Ibadah haji itu untuk yang mampu, tetapi penyelenggaraannya harus efisien

Usulan rata-rata BPIH per jemaah pada tahun depan sebesar Rp105.095.032,34. Anggaran tersebut, akan dibagi dalam dua komponen.

Masjidil Haram di Arab Saudi. Dokumentasi Kemenag

Pembahasan biaya haji tahun 2024 oleh Kementerian Agama (Kemenag) dan DPR RI memunculkan diskursus terhadap kebijakan yang akan diambil. Dalam rapat kerja dengan Komisi VIII di Gedung Parlemen, Senayan, Jakarta, beberapa hari lalu, Kemenag mengusulkan besaran anggaran biaya haji per jamaah sebesar Rp105 juta.

Menteri Agama Yaqut Cholil Qoumas menyampaikan, kalau usulan rata-rata BPIH per jemaah pada tahun depan sebesar Rp105.095.032,34. Anggaran tersebut, akan dibagi dalam dua komponen, yaitu komponen yang dibebankan langsung kepada Jemaah Haji (Bipih/Biaya Perjalanan Ibadah Haji) dan komponen yang dibebankan kepada dana nilai manfaat (optimalisasi). 

Dalam menyusun usulan BPIH, pemerintah menggunakan asumsi nilai tukar kurs dollar terhadap rupiah sebesar Rp16.000. Sedangkan asumsi nilai tukar SAR terhadap rupiah sebesar Rp4.266. Pemerintah juga mempertimbangkan prinsip efisiensi dan efektivitas dalam menentukan komponen BPIH, sehingga penyelenggaraan ibadah haji dapat terlaksana dengan baik, dengan biaya yang wajar.

Menanggapi itu, Ketua Umum (Ketum) DPP Asphirasi (Aliansi Pengusaha Haramain Seluruh Indonesia) Amaludin Wahab mengatakan, ibadah haji menurut syariat adalah untuk mereka yang mampu. Sehingga, jika pemerintah mengurangi subsidi pun, hal itu seharusnya tidak memengaruhi minat masyarakat melaksanakan ibadah haji.

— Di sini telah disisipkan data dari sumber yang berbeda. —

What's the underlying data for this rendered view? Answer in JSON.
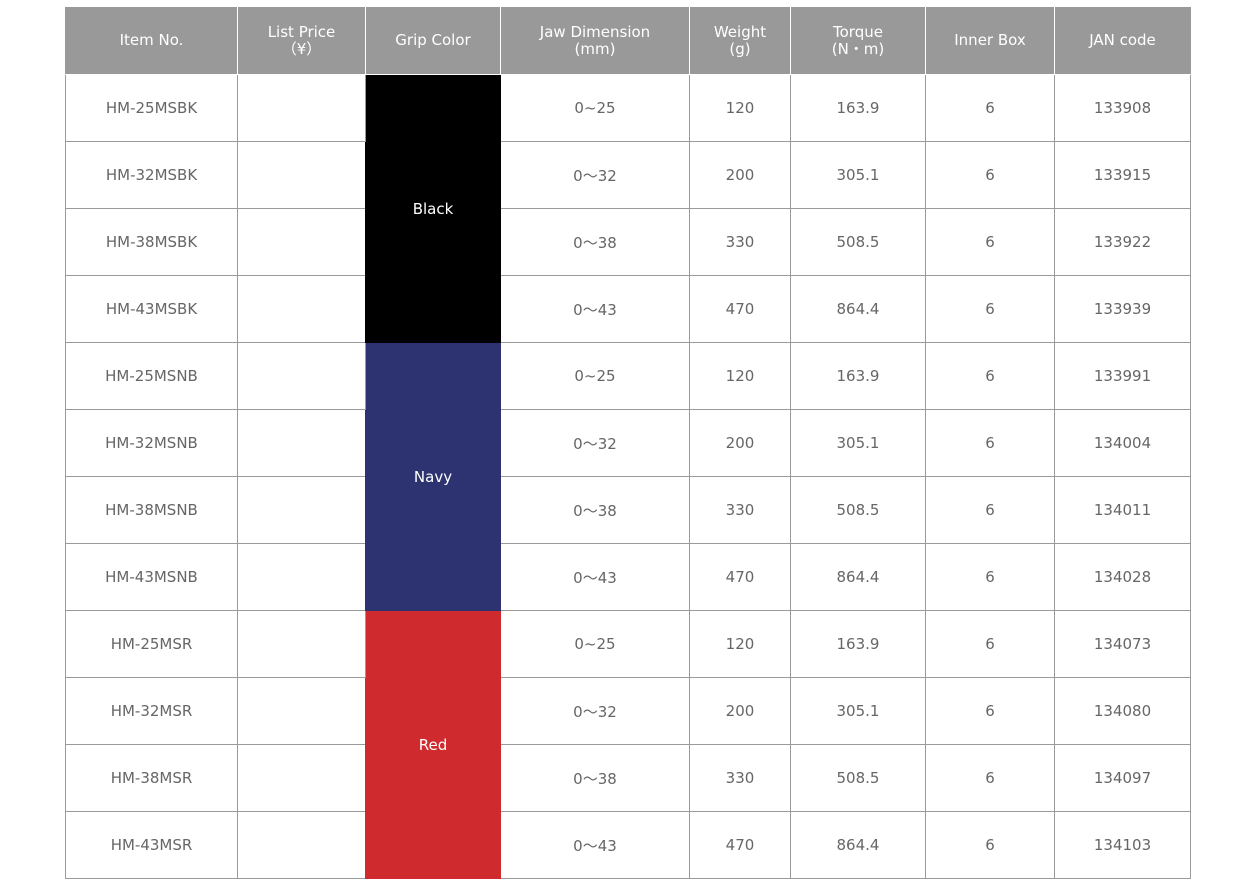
{
  "headers": [
    {
      "key": "item",
      "lines": [
        "Item No."
      ]
    },
    {
      "key": "price",
      "lines": [
        "List Price",
        "（¥）"
      ]
    },
    {
      "key": "grip",
      "lines": [
        "Grip Color"
      ]
    },
    {
      "key": "jaw",
      "lines": [
        "Jaw Dimension",
        "(mm)"
      ]
    },
    {
      "key": "weight",
      "lines": [
        "Weight",
        "(g)"
      ]
    },
    {
      "key": "torque",
      "lines": [
        "Torque",
        "(N・m)"
      ]
    },
    {
      "key": "inner",
      "lines": [
        "Inner Box"
      ]
    },
    {
      "key": "jan",
      "lines": [
        "JAN code"
      ]
    }
  ],
  "groups": [
    {
      "color": "Black",
      "hex": "#000000",
      "rows": [
        {
          "item": "HM-25MSBK",
          "price": "",
          "jaw": "0~25",
          "weight": "120",
          "torque": "163.9",
          "inner": "6",
          "jan": "133908"
        },
        {
          "item": "HM-32MSBK",
          "price": "",
          "jaw": "0～32",
          "weight": "200",
          "torque": "305.1",
          "inner": "6",
          "jan": "133915"
        },
        {
          "item": "HM-38MSBK",
          "price": "",
          "jaw": "0～38",
          "weight": "330",
          "torque": "508.5",
          "inner": "6",
          "jan": "133922"
        },
        {
          "item": "HM-43MSBK",
          "price": "",
          "jaw": "0～43",
          "weight": "470",
          "torque": "864.4",
          "inner": "6",
          "jan": "133939"
        }
      ]
    },
    {
      "color": "Navy",
      "hex": "#2c3370",
      "rows": [
        {
          "item": "HM-25MSNB",
          "price": "",
          "jaw": "0~25",
          "weight": "120",
          "torque": "163.9",
          "inner": "6",
          "jan": "133991"
        },
        {
          "item": "HM-32MSNB",
          "price": "",
          "jaw": "0～32",
          "weight": "200",
          "torque": "305.1",
          "inner": "6",
          "jan": "134004"
        },
        {
          "item": "HM-38MSNB",
          "price": "",
          "jaw": "0～38",
          "weight": "330",
          "torque": "508.5",
          "inner": "6",
          "jan": "134011"
        },
        {
          "item": "HM-43MSNB",
          "price": "",
          "jaw": "0～43",
          "weight": "470",
          "torque": "864.4",
          "inner": "6",
          "jan": "134028"
        }
      ]
    },
    {
      "color": "Red",
      "hex": "#cf2b2e",
      "rows": [
        {
          "item": "HM-25MSR",
          "price": "",
          "jaw": "0~25",
          "weight": "120",
          "torque": "163.9",
          "inner": "6",
          "jan": "134073"
        },
        {
          "item": "HM-32MSR",
          "price": "",
          "jaw": "0～32",
          "weight": "200",
          "torque": "305.1",
          "inner": "6",
          "jan": "134080"
        },
        {
          "item": "HM-38MSR",
          "price": "",
          "jaw": "0～38",
          "weight": "330",
          "torque": "508.5",
          "inner": "6",
          "jan": "134097"
        },
        {
          "item": "HM-43MSR",
          "price": "",
          "jaw": "0～43",
          "weight": "470",
          "torque": "864.4",
          "inner": "6",
          "jan": "134103"
        }
      ]
    }
  ]
}
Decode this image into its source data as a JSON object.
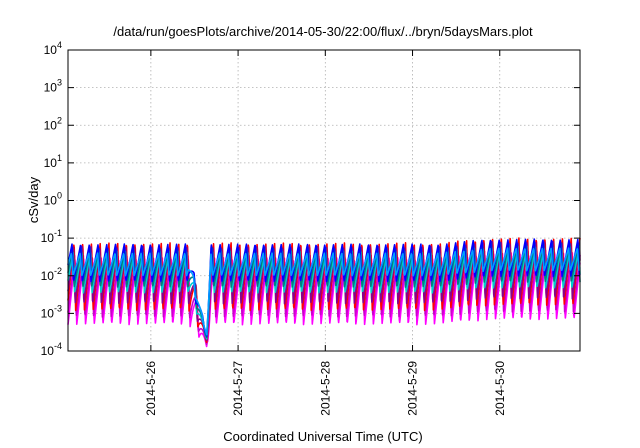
{
  "chart_data": {
    "type": "line",
    "title": "/data/run/goesPlots/archive/2014-05-30/22:00/flux/../bryn/5daysMars.plot",
    "xlabel": "Coordinated Universal Time (UTC)",
    "ylabel": "cSv/day",
    "yscale": "log",
    "ylim": [
      0.0001,
      10000
    ],
    "xlim": [
      25.05,
      30.92
    ],
    "y_ticks": [
      {
        "value": 0.0001,
        "base": "10",
        "exp": "-4"
      },
      {
        "value": 0.001,
        "base": "10",
        "exp": "-3"
      },
      {
        "value": 0.01,
        "base": "10",
        "exp": "-2"
      },
      {
        "value": 0.1,
        "base": "10",
        "exp": "-1"
      },
      {
        "value": 1,
        "base": "10",
        "exp": "0"
      },
      {
        "value": 10,
        "base": "10",
        "exp": "1"
      },
      {
        "value": 100,
        "base": "10",
        "exp": "2"
      },
      {
        "value": 1000,
        "base": "10",
        "exp": "3"
      },
      {
        "value": 10000,
        "base": "10",
        "exp": "4"
      }
    ],
    "x_ticks": [
      {
        "value": 26,
        "label": "2014-5-26"
      },
      {
        "value": 27,
        "label": "2014-5-27"
      },
      {
        "value": 28,
        "label": "2014-5-28"
      },
      {
        "value": 29,
        "label": "2014-5-29"
      },
      {
        "value": 30,
        "label": "2014-5-30"
      }
    ],
    "grid": true,
    "legend": "none",
    "cycle_period_days": 0.1,
    "series": [
      {
        "color": "#ff00ff",
        "peak": 0.03,
        "trough": 0.0005
      },
      {
        "color": "#cc00cc",
        "peak": 0.035,
        "trough": 0.0008
      },
      {
        "color": "#ff0000",
        "peak": 0.075,
        "trough": 0.0012
      },
      {
        "color": "#8b008b",
        "peak": 0.06,
        "trough": 0.0018
      },
      {
        "color": "#00cccc",
        "peak": 0.045,
        "trough": 0.0035
      },
      {
        "color": "#008080",
        "peak": 0.055,
        "trough": 0.005
      },
      {
        "color": "#0000ff",
        "peak": 0.07,
        "trough": 0.007
      },
      {
        "color": "#00a0ff",
        "peak": 0.04,
        "trough": 0.01
      }
    ],
    "dip": {
      "start": 26.43,
      "minimum": 26.64,
      "end": 26.69,
      "min_value": 0.00013
    }
  }
}
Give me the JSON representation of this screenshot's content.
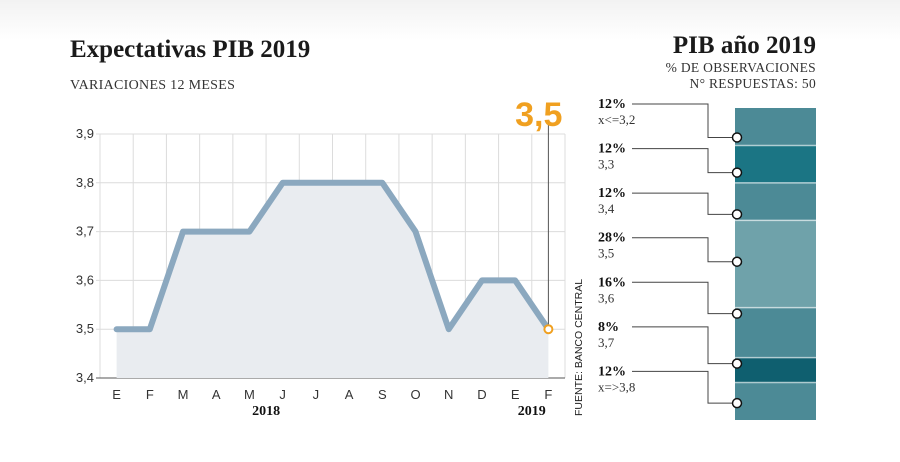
{
  "chart_data": [
    {
      "type": "line",
      "title": "Expectativas PIB 2019",
      "subtitle": "VARIACIONES 12 MESES",
      "categories": [
        "E",
        "F",
        "M",
        "A",
        "M",
        "J",
        "J",
        "A",
        "S",
        "O",
        "N",
        "D",
        "E",
        "F"
      ],
      "year_labels": [
        "2018",
        "2019"
      ],
      "series": [
        {
          "values": [
            3.5,
            3.5,
            3.7,
            3.7,
            3.7,
            3.8,
            3.8,
            3.8,
            3.8,
            3.7,
            3.5,
            3.6,
            3.6,
            3.5
          ]
        }
      ],
      "y_ticks": [
        "3,4",
        "3,5",
        "3,6",
        "3,7",
        "3,8",
        "3,9"
      ],
      "ylim": [
        3.4,
        3.9
      ],
      "callout": "3,5",
      "source": "FUENTE: BANCO CENTRAL",
      "grid": true
    },
    {
      "type": "bar",
      "title": "PIB año 2019",
      "subtitle_1": "% DE OBSERVACIONES",
      "subtitle_2": "N° RESPUESTAS: 50",
      "categories": [
        "x<=3,2",
        "3,3",
        "3,4",
        "3,5",
        "3,6",
        "3,7",
        "x=>3,8"
      ],
      "values": [
        12,
        12,
        12,
        28,
        16,
        8,
        12
      ],
      "value_labels": [
        "12%",
        "12%",
        "12%",
        "28%",
        "16%",
        "8%",
        "12%"
      ]
    }
  ],
  "colors": {
    "line": "#8ba8bf",
    "area": "#e9ecf0",
    "callout": "#f0a020",
    "segments": [
      "#4c8a96",
      "#1b7584",
      "#4c8a96",
      "#6fa2aa",
      "#4c8a96",
      "#0f5f6f",
      "#4c8a96"
    ]
  }
}
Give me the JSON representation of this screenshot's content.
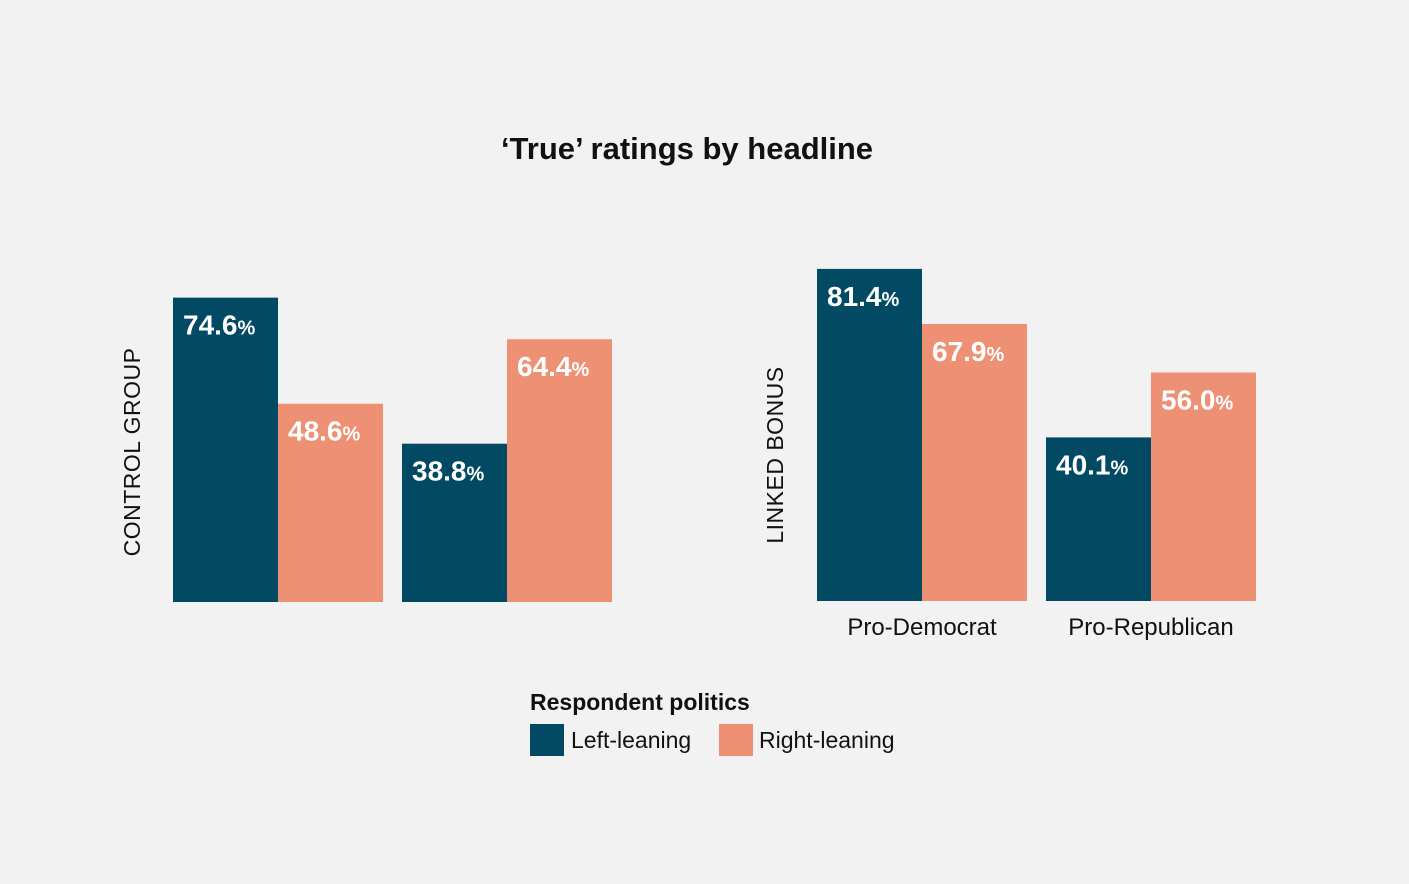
{
  "colors": {
    "background": "#f2f2f2",
    "left_leaning": "#024a63",
    "right_leaning": "#ee9074",
    "text": "#111111"
  },
  "chart_data": {
    "type": "bar",
    "title": "‘True’ ratings by headline",
    "unit": "%",
    "categories": [
      "Pro-Democrat",
      "Pro-Republican"
    ],
    "legend": {
      "title": "Respondent politics",
      "position": "bottom-center",
      "entries": [
        "Left-leaning",
        "Right-leaning"
      ]
    },
    "ylim": [
      0,
      100
    ],
    "grid": false,
    "panels": [
      {
        "label": "CONTROL GROUP",
        "series": [
          {
            "name": "Left-leaning",
            "values": [
              74.6,
              38.8
            ],
            "labels": [
              "74.6",
              "38.8"
            ]
          },
          {
            "name": "Right-leaning",
            "values": [
              48.6,
              64.4
            ],
            "labels": [
              "48.6",
              "64.4"
            ]
          }
        ]
      },
      {
        "label": "LINKED BONUS",
        "series": [
          {
            "name": "Left-leaning",
            "values": [
              81.4,
              40.1
            ],
            "labels": [
              "81.4",
              "40.1"
            ]
          },
          {
            "name": "Right-leaning",
            "values": [
              67.9,
              56.0
            ],
            "labels": [
              "67.9",
              "56.0"
            ]
          }
        ]
      }
    ]
  }
}
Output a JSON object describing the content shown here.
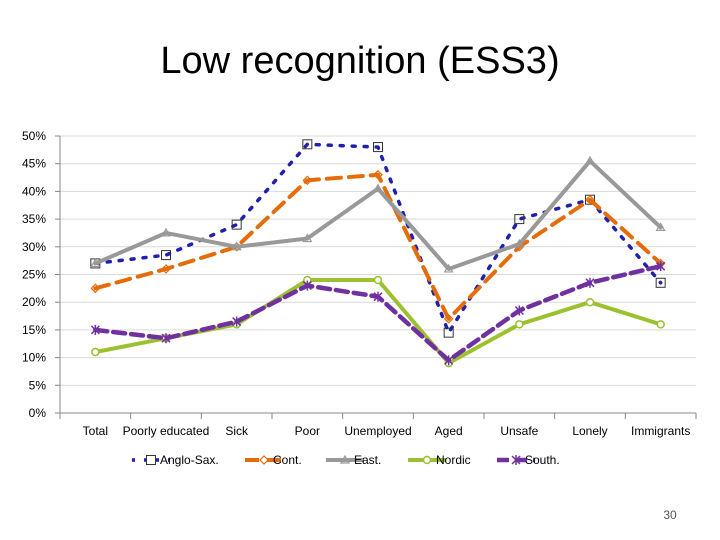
{
  "slide": {
    "title": "Low recognition (ESS3)",
    "page_number": "30"
  },
  "chart_data": {
    "type": "line",
    "title": "Low recognition (ESS3)",
    "xlabel": "",
    "ylabel": "",
    "ylim": [
      0,
      50
    ],
    "yticks": [
      "0%",
      "5%",
      "10%",
      "15%",
      "20%",
      "25%",
      "30%",
      "35%",
      "40%",
      "45%",
      "50%"
    ],
    "categories": [
      "Total",
      "Poorly educated",
      "Sick",
      "Poor",
      "Unemployed",
      "Aged",
      "Unsafe",
      "Lonely",
      "Immigrants"
    ],
    "legend_position": "bottom",
    "series": [
      {
        "name": "Anglo-Sax.",
        "color": "#1f1fb0",
        "dash": "3 9",
        "marker": "square",
        "values": [
          27,
          28.5,
          34,
          48.5,
          48,
          14.5,
          35,
          38.5,
          23.5
        ]
      },
      {
        "name": "Cont.",
        "color": "#e46c0a",
        "dash": "14 8",
        "marker": "diamond",
        "values": [
          22.5,
          26,
          30,
          42,
          43,
          17,
          30,
          38.5,
          27
        ]
      },
      {
        "name": "East.",
        "color": "#999999",
        "dash": "",
        "marker": "triangle",
        "values": [
          27,
          32.5,
          30,
          31.5,
          40.5,
          26,
          30.5,
          45.5,
          33.5
        ]
      },
      {
        "name": "Nordic",
        "color": "#9bc12f",
        "dash": "",
        "marker": "circle",
        "values": [
          11,
          13.5,
          16,
          24,
          24,
          9,
          16,
          20,
          16
        ]
      },
      {
        "name": "South.",
        "color": "#7030a0",
        "dash": "12 6",
        "marker": "star",
        "values": [
          15,
          13.5,
          16.5,
          23,
          21,
          9.5,
          18.5,
          23.5,
          26.5
        ]
      }
    ]
  }
}
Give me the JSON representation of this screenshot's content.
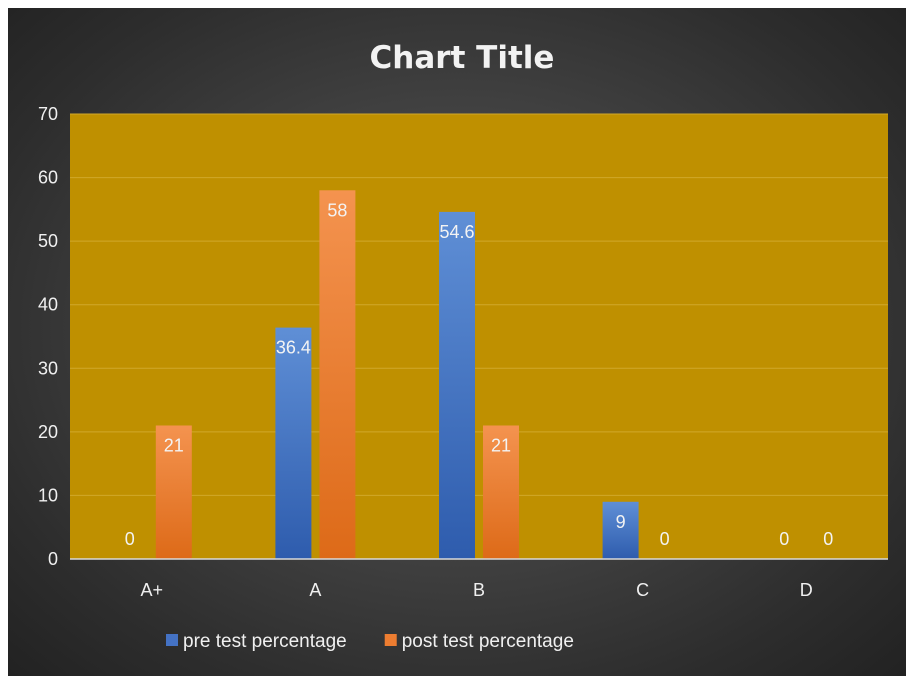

"Ibadah haji itu untuk orang yang mampu. Jadi kurang relevan kalau pemerintah memberikan subsidi kepada masyarakat yang hendak ibadah haji reguler. Karena keberangkatan ibadah haji tidak perlu dipaksakan," kata dia saat dihubungi Alinea.id, Minggu (19/11).